The “adventure” will begin with an eight-day honeymoon in Japan after the wedding.
Sanchez, 45, who will wear a Pepito Albert wedding gown of embroidered piña that she will accent with antique tambourine brooches belonging to her late mother Celia, told The STAR that for Roxas, she is ready to say goodbye to her 25-year career in broadcast journalism.
“As I have agreed to marry, I am even closer to saying goodbye to my 25-year career in news. I will continue doing Rated K but hard-core journalism may have to wait a while before I can get back to it. This is a very serious matter for me and a difficult decision to have made. Mar knows how much I love him,” she said.
Roxas gave up his presidential bid just over a month ago to give way to Sen. Benigno “Noynoy” Aquino III, one of today’s principal sponsors. They are running under the Liberal Party, to which their late fathers, Senators Gerardo Roxas and Benigno Aquino Jr., respectively, belonged.
Aside from Aquino, the sponsors are Chief Justice Reynato Puno, former Senate president Jovito Salonga, ABS-CBN president Eugenio Lopez III, Jorge Araneta, Red Cross governor Rosa Rosal, broadcast journalist Cheche Lazaro, Ruby Roxas, Baby Fores and Helen Costales.

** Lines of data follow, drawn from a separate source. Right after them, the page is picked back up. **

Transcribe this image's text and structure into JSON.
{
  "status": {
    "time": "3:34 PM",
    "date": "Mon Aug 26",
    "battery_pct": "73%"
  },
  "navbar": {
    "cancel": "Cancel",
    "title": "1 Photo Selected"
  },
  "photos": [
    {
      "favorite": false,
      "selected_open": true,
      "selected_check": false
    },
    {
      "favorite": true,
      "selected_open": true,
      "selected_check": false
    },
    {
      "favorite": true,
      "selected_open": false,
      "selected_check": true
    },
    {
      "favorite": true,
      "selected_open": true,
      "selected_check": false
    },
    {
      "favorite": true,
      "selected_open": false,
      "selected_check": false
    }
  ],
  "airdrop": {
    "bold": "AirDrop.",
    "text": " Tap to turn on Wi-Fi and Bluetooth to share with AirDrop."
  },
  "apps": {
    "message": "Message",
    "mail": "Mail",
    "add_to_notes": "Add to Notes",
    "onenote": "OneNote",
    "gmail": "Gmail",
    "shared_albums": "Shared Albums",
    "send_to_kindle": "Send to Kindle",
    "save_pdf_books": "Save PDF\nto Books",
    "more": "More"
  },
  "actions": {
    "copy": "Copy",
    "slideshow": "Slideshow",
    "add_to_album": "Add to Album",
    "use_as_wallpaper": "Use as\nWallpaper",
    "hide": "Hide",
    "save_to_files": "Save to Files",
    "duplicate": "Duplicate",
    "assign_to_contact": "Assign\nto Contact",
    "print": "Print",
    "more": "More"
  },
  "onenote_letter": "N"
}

Aside from her mother’s brooches, Sanchez will wear one of her late father Ramon’s cufflinks “somewhere on my body.” She says she will miss her parents, “who came from families of meager means but worked hard and well to afford the good life they gave us, their children.”
“My parents will be part of this ceremony, no matter what,” Sanchez vowed.

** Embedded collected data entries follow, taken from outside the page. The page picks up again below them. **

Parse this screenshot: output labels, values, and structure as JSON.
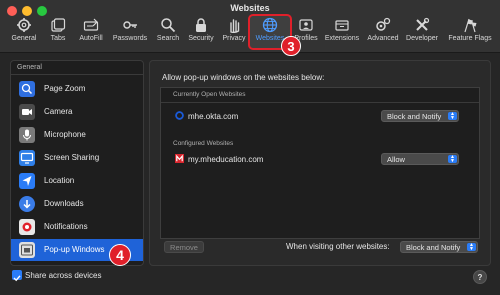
{
  "window": {
    "title": "Websites"
  },
  "toolbar": {
    "items": [
      {
        "label": "General",
        "icon": "gear-icon"
      },
      {
        "label": "Tabs",
        "icon": "tabs-icon"
      },
      {
        "label": "AutoFill",
        "icon": "autofill-icon"
      },
      {
        "label": "Passwords",
        "icon": "key-icon"
      },
      {
        "label": "Search",
        "icon": "magnifier-icon"
      },
      {
        "label": "Security",
        "icon": "lock-icon"
      },
      {
        "label": "Privacy",
        "icon": "hand-icon"
      },
      {
        "label": "Websites",
        "icon": "globe-icon",
        "active": true
      },
      {
        "label": "Profiles",
        "icon": "profile-icon"
      },
      {
        "label": "Extensions",
        "icon": "puzzle-icon"
      },
      {
        "label": "Advanced",
        "icon": "gears-icon"
      },
      {
        "label": "Developer",
        "icon": "wrench-icon"
      },
      {
        "label": "Feature Flags",
        "icon": "flags-icon"
      }
    ]
  },
  "annotations": {
    "step_toolbar": "3",
    "step_sidebar": "4"
  },
  "sidebar": {
    "header": "General",
    "items": [
      {
        "label": "Page Zoom",
        "icon": "zoom-icon",
        "color": "#2f6fe0"
      },
      {
        "label": "Camera",
        "icon": "camera-icon",
        "color": "#5a5a5a"
      },
      {
        "label": "Microphone",
        "icon": "microphone-icon",
        "color": "#8a8a8a"
      },
      {
        "label": "Screen Sharing",
        "icon": "screen-icon",
        "color": "#2f7fe8"
      },
      {
        "label": "Location",
        "icon": "location-icon",
        "color": "#2a7cf7"
      },
      {
        "label": "Downloads",
        "icon": "download-icon",
        "color": "#3a7ce8"
      },
      {
        "label": "Notifications",
        "icon": "bell-icon",
        "color": "#e8e8e8"
      },
      {
        "label": "Pop-up Windows",
        "icon": "popup-icon",
        "color": "#e0e0e0",
        "selected": true
      }
    ],
    "share_label": "Share across devices",
    "share_checked": true
  },
  "main": {
    "description": "Allow pop-up windows on the websites below:",
    "sections": [
      {
        "title": "Currently Open Websites",
        "sites": [
          {
            "name": "mhe.okta.com",
            "icon": "okta-icon",
            "setting": "Block and Notify"
          }
        ]
      },
      {
        "title": "Configured Websites",
        "sites": [
          {
            "name": "my.mheducation.com",
            "icon": "mheducation-icon",
            "setting": "Allow"
          }
        ]
      }
    ],
    "remove_label": "Remove",
    "other_label": "When visiting other websites:",
    "other_setting": "Block and Notify"
  },
  "help_label": "?",
  "colors": {
    "accent": "#2a7cf7",
    "annotation": "#e0202a",
    "selection": "#1f63d8"
  }
}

Sanchez admitted that having been an independent-minded journalist and commentator, adjusting to the role of political wife would not be easy. “I’ve never liked politics, I like it even less now that I am so close to it. So marrying into politics is not a prospect I particularly savor.”
But she is entering into the marriage with eyes wide open, saying, “I am aware of whom I said yes to marrying. I think he also is aware of who he has asked to marry him.”
Due to the devastation wrought on the country a month ago by tropical storm “Ondoy,” the couple has decided to forgo a reception at the Araneta Coliseum and instead donate the money earmarked for the reception to rehabilitation efforts.